Elle accéléra. Je compris, à cet instant, pourquoi la simple location de ces chevaux m’avait coûté huit pièces d’or. C’est que, même après s’être démenée comme une endiablée, Olive courait comme le vent.

Enfin, Irami attrapa les rênes. Je pantelai :

— « Merci, Irami. Merci, Olive. Je sais maintenant ce que c’est que d’être sur un cheval. Plus jamais ça. »

Irami émit un rire serein. J’en fus abasourdi. Ce n’était pas tous les mois qu’on l’entendait rire, ni toutes les saisons, ni tous les ans. Un miracle. C’était un miracle. J’eus un sourire de renard et croisai mes mains derrière ma tête en disant :

— « Sonju. Je vais te présenter Yelyeh. Je lui demanderai de vous accorder un vol gratuit. Ça sera marrant. »

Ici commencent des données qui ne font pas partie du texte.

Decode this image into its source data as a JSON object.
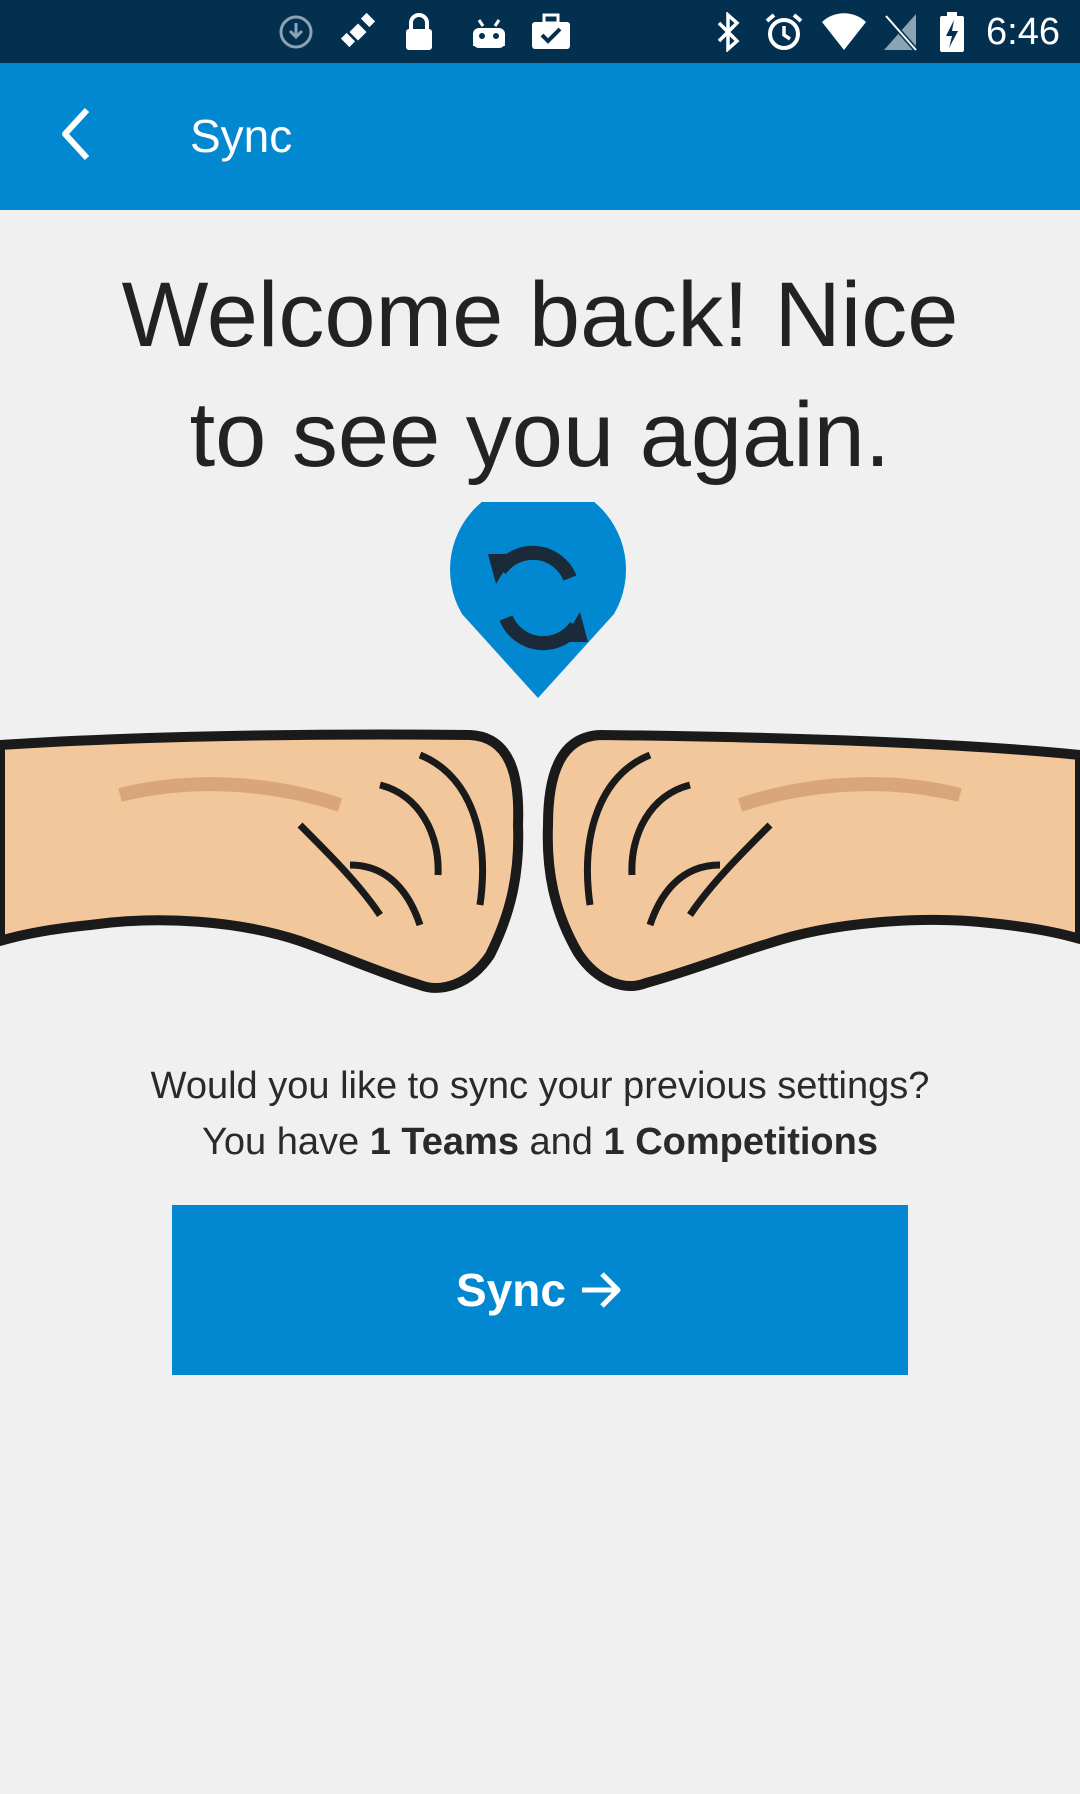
{
  "status_bar": {
    "time": "6:46",
    "icons": [
      "download-icon",
      "satellite-icon",
      "lock-icon",
      "android-icon",
      "briefcase-check-icon",
      "bluetooth-icon",
      "alarm-icon",
      "wifi-icon",
      "no-sim-icon",
      "battery-charging-icon"
    ]
  },
  "toolbar": {
    "title": "Sync",
    "back_icon": "chevron-left-icon"
  },
  "welcome": {
    "line1": "Welcome back! Nice",
    "line2": "to see you again."
  },
  "message": {
    "line1": "Would you like to sync your previous settings?",
    "prefix": "You have ",
    "teams": "1 Teams",
    "middle": " and ",
    "competitions": "1 Competitions"
  },
  "sync_button": {
    "label": "Sync",
    "icon": "arrow-right-icon"
  },
  "colors": {
    "primary": "#0288d1",
    "status_bar": "#04304f",
    "background": "#f0f0f0"
  }
}
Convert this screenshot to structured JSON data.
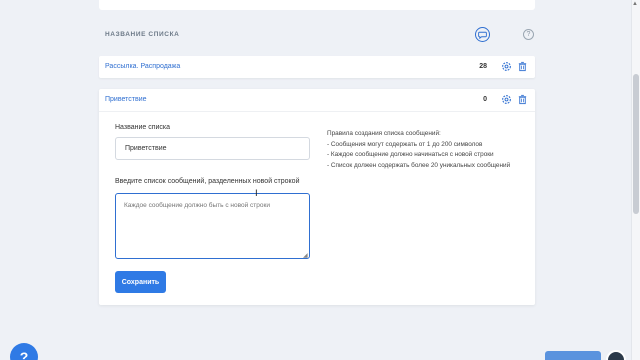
{
  "header": {
    "title": "НАЗВАНИЕ СПИСКА",
    "chat_icon": "chat-bubble-icon",
    "help_icon": "question-icon",
    "help_symbol": "?"
  },
  "lists": [
    {
      "name": "Рассылка. Распродажа",
      "count": "28"
    }
  ],
  "expanded": {
    "name": "Приветствие",
    "count": "0",
    "form": {
      "name_label": "Название списка",
      "name_value": "Приветствие",
      "messages_label": "Введите список сообщений, разделенных новой строкой",
      "messages_placeholder": "Каждое сообщение должно быть с новой строки",
      "save_label": "Сохранить"
    },
    "rules": {
      "title": "Правила создания списка сообщений:",
      "items": [
        "- Сообщения могут содержать от 1 до 200 символов",
        "- Каждое сообщение должно начинаться с новой строки",
        "- Список должен содержать более 20 уникальных сообщений"
      ]
    }
  },
  "support": {
    "icon": "question-icon",
    "symbol": "?"
  },
  "colors": {
    "accent": "#2f7ae5",
    "link": "#2f6fd1",
    "background": "#eef1f6"
  }
}
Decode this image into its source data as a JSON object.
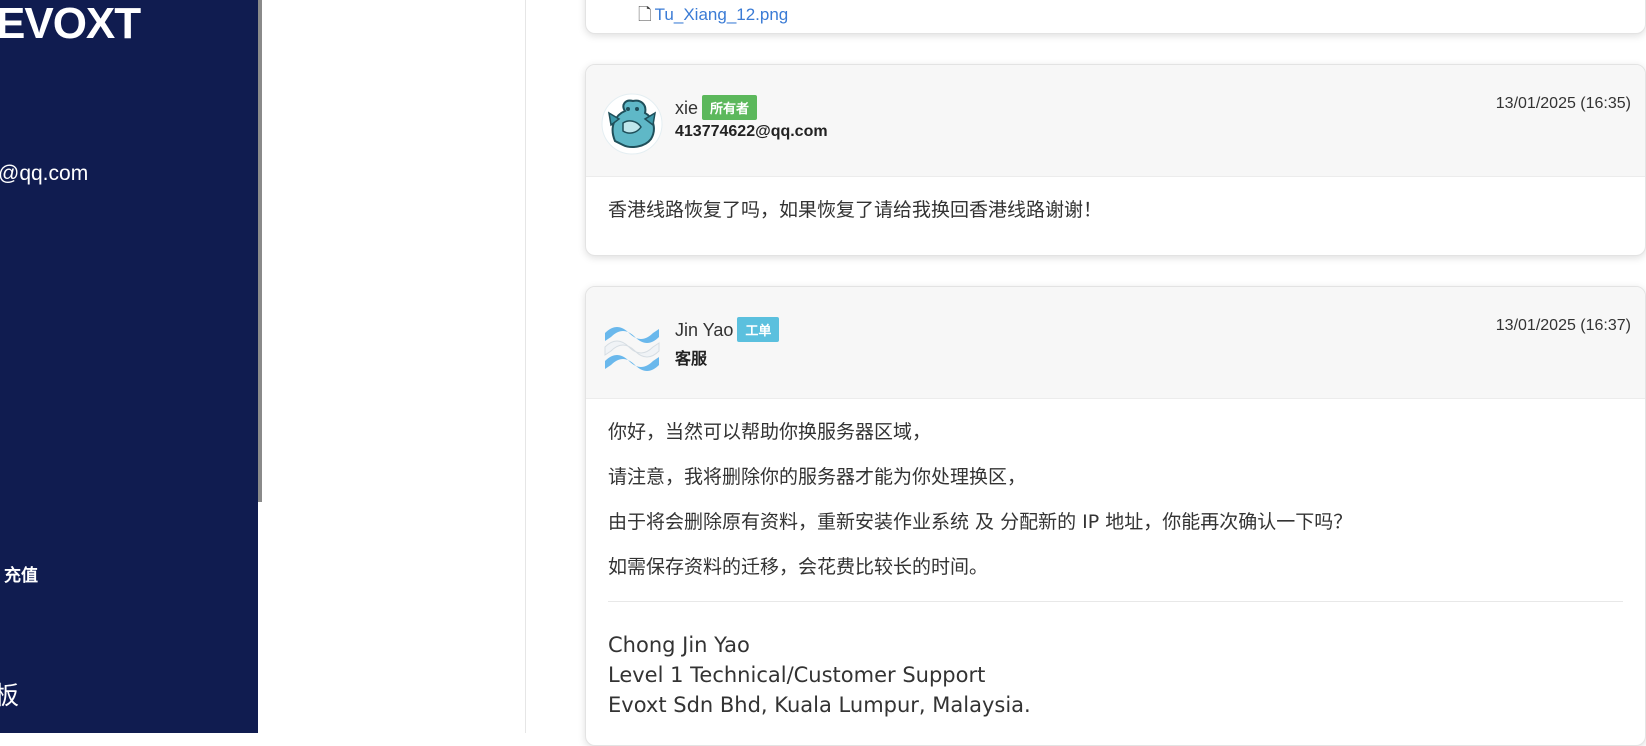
{
  "sidebar": {
    "brand": "EVOXT",
    "email": "@qq.com",
    "recharge": "充值",
    "panel": "板"
  },
  "attachment": {
    "filename": "Tu_Xiang_12.png",
    "icon": "file-icon"
  },
  "replies": [
    {
      "author": "xie",
      "badge": "所有者",
      "badge_color": "#5cb85c",
      "sub": "413774622@qq.com",
      "date": "13/01/2025 (16:35)",
      "message": "香港线路恢复了吗，如果恢复了请给我换回香港线路谢谢！"
    },
    {
      "author": "Jin Yao",
      "badge": "工单",
      "badge_color": "#5bc0de",
      "sub": "客服",
      "date": "13/01/2025 (16:37)",
      "lines": [
        "你好，当然可以帮助你换服务器区域，",
        "请注意，我将删除你的服务器才能为你处理换区，",
        "由于将会删除原有资料，重新安装作业系统 及 分配新的 IP 地址，你能再次确认一下吗？",
        "如需保存资料的迁移，会花费比较长的时间。"
      ],
      "signature": [
        "Chong Jin Yao",
        "Level 1 Technical/Customer Support",
        "Evoxt Sdn Bhd, Kuala Lumpur, Malaysia."
      ]
    }
  ]
}
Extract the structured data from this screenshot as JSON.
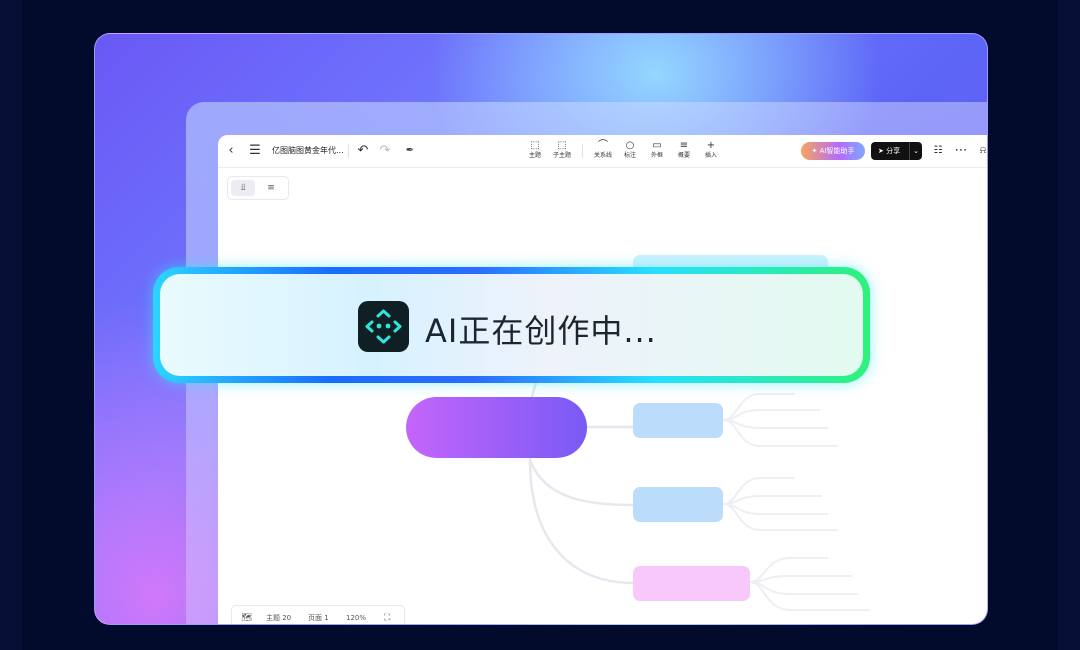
{
  "toolbar": {
    "doc_title": "亿图脑图黄金年代...",
    "tools": [
      {
        "label": "主题",
        "icon": "topic-icon"
      },
      {
        "label": "子主题",
        "icon": "subtopic-icon"
      },
      {
        "label": "关系线",
        "icon": "relation-line-icon"
      },
      {
        "label": "标注",
        "icon": "callout-icon"
      },
      {
        "label": "外框",
        "icon": "boundary-icon"
      },
      {
        "label": "概要",
        "icon": "summary-icon"
      },
      {
        "label": "插入",
        "icon": "plus-icon"
      }
    ],
    "ai_button": "AI智能助手",
    "share_button": "分享"
  },
  "status_bar": {
    "topics": "主题 20",
    "pages": "页面 1",
    "zoom": "120%"
  },
  "banner": {
    "text": "AI正在创作中..."
  },
  "colors": {
    "root_node": "#a460f8",
    "level1_blue": "#bcdcfb",
    "level1_pink": "#f9c8fb",
    "banner_glow": "#2df27a"
  }
}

Irami roula les yeux. Depuis la corne, Sonju s’empressa de répondre :

— « Merci ! Irami », ajouta-t-il en quittant sa position assise et adoptant un air solennel, « tout compte fait, ton ami a un cœur vertueux. Tu peux lui donner la pierre spirituelle que tu tiens de la Chambre des Nuages. »

Une pierre spirituelle ? Tandis qu’Irami m’expliquait d’où il la sortait, je pensai : Sonju, le grand Fondateur des Nuages, ne s’était-il pas laissé un peu acheter par ma promesse ? J’acceptais déjà la pierre quand je compris que non : ce vieux roublard avait voulu faire de ma blague une vraie promesse. Je refermai mes doigts sur la pierre, amusé.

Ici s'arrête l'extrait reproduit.